Cross-Shaped Leadership, Pt. 4

Faith Improvised



Cruciform leaders do not view people as the means to achieve other goals.  The people to whom we minister are the goal.  The whole point of Jesus-shaped leadership is to take the initiative to see that

God’s grace and love arrive into the lives of others.
Christian leaders are servants of others on behalf of God, so people are the point—not my goals, plans, vision, or ambitions.

This may be obvious, but there is a vocabulary set used among ministry leaders that very subtly perverts and corrupts our vision for cruciform ministry.

We talk about “results,” or we want our ministries to be “effective.”  We look for ministry strategies that “work.”

When we talk like this, we reveal that we are envisioning something bigger than or beyond the people to whom we minister.  We subtly become the servants of that other thing and we look at the people as the means to get somewhere else.

This is one way that pastors’ hearts function as idol factories.

When we set our hearts on certain goals and ends, we can become very frustrated at our people when they don’t perform the way we want them to.  When we’re not seeing the results we expected, we put pressure on people, demanding more from them.

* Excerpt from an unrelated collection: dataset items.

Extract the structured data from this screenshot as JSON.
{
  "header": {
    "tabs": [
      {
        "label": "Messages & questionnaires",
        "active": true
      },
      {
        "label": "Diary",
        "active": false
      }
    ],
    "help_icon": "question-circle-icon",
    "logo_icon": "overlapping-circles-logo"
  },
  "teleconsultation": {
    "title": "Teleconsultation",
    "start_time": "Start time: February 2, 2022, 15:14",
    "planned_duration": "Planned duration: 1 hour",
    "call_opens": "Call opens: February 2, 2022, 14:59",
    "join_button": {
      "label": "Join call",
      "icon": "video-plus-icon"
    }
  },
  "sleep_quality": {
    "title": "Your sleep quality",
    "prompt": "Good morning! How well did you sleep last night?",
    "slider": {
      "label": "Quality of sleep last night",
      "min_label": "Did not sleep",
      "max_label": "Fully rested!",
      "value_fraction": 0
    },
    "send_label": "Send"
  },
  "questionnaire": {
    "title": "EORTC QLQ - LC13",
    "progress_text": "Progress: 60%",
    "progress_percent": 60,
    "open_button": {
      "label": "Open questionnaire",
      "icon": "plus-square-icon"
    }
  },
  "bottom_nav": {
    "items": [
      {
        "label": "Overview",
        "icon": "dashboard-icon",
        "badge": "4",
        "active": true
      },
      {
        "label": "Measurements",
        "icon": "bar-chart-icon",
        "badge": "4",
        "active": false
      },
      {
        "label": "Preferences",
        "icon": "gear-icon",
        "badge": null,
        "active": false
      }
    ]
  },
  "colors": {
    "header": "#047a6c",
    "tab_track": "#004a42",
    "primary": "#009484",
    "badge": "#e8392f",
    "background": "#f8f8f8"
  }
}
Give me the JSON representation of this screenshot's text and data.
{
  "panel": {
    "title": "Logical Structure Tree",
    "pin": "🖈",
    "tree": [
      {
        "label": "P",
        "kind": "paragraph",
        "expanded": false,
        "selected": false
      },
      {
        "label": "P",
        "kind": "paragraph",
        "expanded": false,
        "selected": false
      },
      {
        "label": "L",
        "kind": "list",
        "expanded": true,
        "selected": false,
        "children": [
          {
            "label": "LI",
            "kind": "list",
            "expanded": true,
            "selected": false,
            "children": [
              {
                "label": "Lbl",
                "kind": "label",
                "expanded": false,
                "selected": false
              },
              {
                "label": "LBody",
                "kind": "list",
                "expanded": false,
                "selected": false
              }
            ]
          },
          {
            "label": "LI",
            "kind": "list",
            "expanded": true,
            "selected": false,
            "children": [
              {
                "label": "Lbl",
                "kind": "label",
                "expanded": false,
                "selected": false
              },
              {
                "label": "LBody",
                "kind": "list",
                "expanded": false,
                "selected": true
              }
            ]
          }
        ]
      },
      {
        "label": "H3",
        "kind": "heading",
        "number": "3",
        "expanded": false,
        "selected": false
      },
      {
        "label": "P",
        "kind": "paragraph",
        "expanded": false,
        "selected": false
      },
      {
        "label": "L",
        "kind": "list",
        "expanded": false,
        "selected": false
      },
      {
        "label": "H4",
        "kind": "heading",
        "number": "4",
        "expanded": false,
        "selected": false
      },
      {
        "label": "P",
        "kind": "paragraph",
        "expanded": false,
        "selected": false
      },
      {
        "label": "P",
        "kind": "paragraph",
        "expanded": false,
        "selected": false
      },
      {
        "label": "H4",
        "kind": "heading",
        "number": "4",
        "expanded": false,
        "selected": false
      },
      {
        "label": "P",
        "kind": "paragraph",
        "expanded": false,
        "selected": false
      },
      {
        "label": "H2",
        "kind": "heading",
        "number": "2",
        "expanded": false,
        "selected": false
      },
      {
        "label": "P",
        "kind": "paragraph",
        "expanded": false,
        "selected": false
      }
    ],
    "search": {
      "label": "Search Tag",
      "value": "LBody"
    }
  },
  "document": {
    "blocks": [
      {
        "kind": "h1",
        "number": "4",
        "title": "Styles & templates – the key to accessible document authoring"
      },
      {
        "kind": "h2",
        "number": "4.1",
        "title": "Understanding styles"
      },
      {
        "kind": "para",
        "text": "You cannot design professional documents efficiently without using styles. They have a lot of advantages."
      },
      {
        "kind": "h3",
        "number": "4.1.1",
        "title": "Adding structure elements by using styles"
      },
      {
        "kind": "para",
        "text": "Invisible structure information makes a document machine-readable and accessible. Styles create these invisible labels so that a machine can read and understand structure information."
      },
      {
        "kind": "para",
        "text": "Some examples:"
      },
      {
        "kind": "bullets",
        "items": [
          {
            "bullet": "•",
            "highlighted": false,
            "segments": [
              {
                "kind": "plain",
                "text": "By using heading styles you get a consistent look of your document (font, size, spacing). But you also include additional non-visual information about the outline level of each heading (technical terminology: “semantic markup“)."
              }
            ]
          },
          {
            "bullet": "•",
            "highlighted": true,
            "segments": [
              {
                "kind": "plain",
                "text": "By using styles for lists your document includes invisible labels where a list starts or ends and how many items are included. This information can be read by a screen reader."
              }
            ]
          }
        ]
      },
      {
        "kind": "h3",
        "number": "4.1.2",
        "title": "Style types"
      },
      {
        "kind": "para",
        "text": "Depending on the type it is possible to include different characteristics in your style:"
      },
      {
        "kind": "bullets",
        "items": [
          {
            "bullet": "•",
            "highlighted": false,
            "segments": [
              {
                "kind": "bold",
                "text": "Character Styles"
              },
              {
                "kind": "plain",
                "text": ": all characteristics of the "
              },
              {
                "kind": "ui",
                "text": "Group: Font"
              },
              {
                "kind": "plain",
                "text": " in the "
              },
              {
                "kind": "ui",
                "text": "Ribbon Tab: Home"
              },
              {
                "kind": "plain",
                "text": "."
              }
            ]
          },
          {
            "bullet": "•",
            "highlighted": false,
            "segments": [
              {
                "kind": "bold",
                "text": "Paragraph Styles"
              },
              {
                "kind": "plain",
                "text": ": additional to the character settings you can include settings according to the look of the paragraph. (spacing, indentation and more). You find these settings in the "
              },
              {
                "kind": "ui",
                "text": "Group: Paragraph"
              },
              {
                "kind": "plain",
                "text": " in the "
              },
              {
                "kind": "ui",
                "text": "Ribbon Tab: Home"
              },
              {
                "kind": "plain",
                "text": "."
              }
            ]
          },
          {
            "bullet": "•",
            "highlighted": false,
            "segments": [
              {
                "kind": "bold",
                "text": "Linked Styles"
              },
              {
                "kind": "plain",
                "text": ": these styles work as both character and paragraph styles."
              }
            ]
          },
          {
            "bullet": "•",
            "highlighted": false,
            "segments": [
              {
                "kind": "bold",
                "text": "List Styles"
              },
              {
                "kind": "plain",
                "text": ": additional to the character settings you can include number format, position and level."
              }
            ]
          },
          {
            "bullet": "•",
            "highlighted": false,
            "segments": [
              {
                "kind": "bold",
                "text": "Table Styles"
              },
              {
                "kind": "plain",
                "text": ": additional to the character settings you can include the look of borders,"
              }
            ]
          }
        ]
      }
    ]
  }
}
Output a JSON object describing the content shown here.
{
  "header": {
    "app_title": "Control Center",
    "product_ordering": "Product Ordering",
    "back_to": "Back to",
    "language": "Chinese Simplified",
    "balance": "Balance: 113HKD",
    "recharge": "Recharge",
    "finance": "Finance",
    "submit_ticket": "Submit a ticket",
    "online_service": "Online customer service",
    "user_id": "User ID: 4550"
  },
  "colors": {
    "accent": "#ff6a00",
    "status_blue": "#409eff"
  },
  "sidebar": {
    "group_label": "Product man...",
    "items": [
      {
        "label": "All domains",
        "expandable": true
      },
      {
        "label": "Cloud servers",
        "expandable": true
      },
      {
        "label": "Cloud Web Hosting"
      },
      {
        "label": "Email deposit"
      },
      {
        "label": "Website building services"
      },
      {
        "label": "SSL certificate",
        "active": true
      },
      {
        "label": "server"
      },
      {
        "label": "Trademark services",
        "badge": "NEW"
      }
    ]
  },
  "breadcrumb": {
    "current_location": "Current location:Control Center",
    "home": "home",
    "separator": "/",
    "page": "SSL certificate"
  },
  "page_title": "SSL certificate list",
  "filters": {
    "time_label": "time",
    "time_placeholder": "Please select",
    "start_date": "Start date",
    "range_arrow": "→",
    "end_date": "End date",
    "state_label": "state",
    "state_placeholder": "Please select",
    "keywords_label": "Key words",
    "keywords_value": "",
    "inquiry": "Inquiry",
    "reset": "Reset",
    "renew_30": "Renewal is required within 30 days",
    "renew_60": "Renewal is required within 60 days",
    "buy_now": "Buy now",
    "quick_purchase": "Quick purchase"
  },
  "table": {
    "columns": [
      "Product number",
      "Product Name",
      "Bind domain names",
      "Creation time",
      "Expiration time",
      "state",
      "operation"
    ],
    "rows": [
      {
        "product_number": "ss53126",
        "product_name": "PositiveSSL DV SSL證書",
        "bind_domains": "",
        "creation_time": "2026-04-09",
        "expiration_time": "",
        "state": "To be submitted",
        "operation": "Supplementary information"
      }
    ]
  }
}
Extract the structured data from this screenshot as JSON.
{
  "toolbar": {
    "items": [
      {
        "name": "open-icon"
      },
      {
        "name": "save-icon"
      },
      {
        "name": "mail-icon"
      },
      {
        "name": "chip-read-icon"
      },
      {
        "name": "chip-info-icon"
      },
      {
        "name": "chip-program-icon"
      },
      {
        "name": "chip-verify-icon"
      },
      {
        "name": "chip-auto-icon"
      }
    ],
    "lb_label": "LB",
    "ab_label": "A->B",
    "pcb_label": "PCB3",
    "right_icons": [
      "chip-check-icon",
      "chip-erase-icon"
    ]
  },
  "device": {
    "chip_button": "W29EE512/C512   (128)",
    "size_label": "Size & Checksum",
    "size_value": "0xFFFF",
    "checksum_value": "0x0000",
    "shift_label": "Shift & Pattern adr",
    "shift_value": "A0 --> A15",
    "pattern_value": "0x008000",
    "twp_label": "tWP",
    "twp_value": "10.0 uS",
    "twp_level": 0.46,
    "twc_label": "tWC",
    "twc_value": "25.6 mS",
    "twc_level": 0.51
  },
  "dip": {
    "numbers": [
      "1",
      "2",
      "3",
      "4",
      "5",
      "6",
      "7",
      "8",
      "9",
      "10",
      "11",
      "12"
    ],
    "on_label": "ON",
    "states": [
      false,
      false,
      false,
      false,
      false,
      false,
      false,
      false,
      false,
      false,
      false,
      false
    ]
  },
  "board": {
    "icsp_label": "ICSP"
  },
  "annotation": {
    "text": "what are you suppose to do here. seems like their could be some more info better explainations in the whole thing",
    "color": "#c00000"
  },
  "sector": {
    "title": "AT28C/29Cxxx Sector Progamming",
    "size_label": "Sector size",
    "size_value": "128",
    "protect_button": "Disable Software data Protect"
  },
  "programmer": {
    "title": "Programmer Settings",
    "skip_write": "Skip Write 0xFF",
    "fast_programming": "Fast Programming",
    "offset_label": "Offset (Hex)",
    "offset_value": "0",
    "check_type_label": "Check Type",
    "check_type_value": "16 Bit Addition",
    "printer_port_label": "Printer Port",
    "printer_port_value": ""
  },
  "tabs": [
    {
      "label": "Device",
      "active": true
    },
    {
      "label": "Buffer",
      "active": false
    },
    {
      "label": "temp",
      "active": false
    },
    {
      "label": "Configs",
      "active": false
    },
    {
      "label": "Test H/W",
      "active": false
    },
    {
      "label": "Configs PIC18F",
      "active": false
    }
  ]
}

When we do this, we are no longer delivery agents of God’s love, mercy, and transforming grace.  We begin embodying in our churches the reality of a very harsh, exacting God who demands performance and greater effectiveness.

Pastors may find themselves berating and scolding their churches.  They may lament that there are so many things the church could be doing if only the people would just “get on board.”

These are signs of worldly leadership.

There is no greater end in ministry than cultivating a flourishing community for the renewal of the people to whom and with whom we minister.

Cruciform ministry leaders are patient with people, ministering to them in love.  Cruciform leaders are careful to avoid being seduced by worldly values that fly under the banners of “efficiency,” “effectiveness,” and “results.”

Cruciform pastors must constantly check their motives, aims, and ambitions for their churches.  They must constantly put off the temptation to manipulate people so that goals may be met.

Christian ministers must resist putting pressure on people and subtly turning churches into institutions that oppress.  It takes strong leadership to cultivate flourishing communities that provide rest, relief,
hope, joy, and life for people worn out and broken by the world.

Cross-shaped leaders remember that people are the point.  They are the end.  They are never the means.